PTENα: An Exception To The Rule
AsianScientist (May 27, 2014) – Scientists have uncovered the functions of alternative forms of the tumor suppressor PTEN, challenging the central dogma of biology which states that each gene only codes for one functional protein. This research has been published in the journal Cell Metabolism .
PTEN is a powerful tumor suppressor that is frequently mutated or switched off in many human cancers. Conventional wisdom holds that the PTEN gene, like most other genes, should produce only a single protein form.
However, a team of researchers at the Peking University Health Science Center and Weill Cornell Medical College has discovered a sibling to PTEN that they call PTENα, a finding that calls into question what role this “family” of proteins is playing in cancer and perhaps other diseases.
Although PTENα appears to be just an elongated form of PTEN, it is different from PTEN in critical ways, says co-senior author Dr.

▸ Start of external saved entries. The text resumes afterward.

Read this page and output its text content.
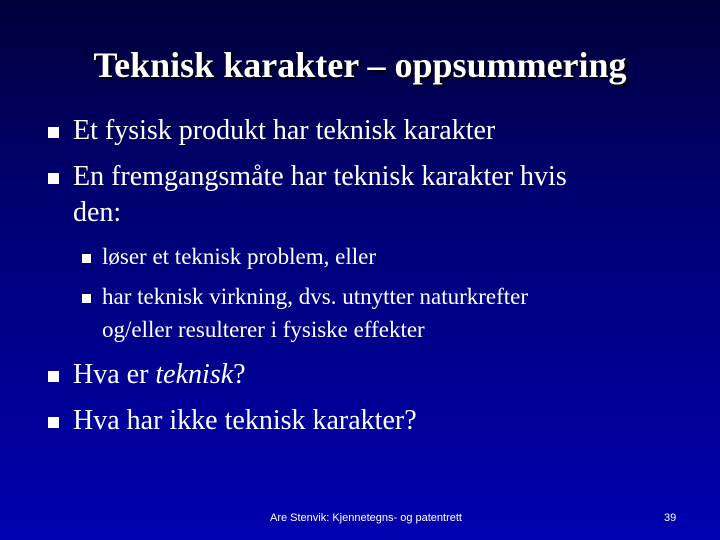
Teknisk karakter – oppsummering
Et fysisk produkt har teknisk karakter
En fremgangsmåte har teknisk karakter hvis
den:
løser et teknisk problem, eller
har teknisk virkning, dvs. utnytter naturkrefter
og/eller resulterer i fysiske effekter
Hva er teknisk?
Hva har ikke teknisk karakter?
Are Stenvik: Kjennetegns- og patentrett	39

Shen Wen Hong from Weill Cornell’s Department of Radiation Oncology. While translation of genes usually begins at what is known as an AUG start codon, PTENα translation starts at a different codon on the PTEN gene, CUG. The researchers say this finding suggests an alternative way of making an additional protein from the same gene — an unusual process that may be going on in other genes and playing a role in cancer and other diseases.
The study also showed that PTENα has different functions and localization patterns than PTEN. While PTEN works in the cell’s cytoplasm and nucleus, PTENα is not found in the nucleus. Instead, it functions mainly in the mitochondria, the cell’s power plant. The scientists also found evidence that both proteins work together to regulate energy metabolism, helping to maintain routine cellular processes.
Cellular metabolism is an area of increasing interest for a wide variety of clinical fields, including cancer. Since PTENα controls cellular metabolism and bears many mutations that cause its dysfunction, PTENα or the molecules it affects could be potential drug targets or biomarkers of disease, Shen says.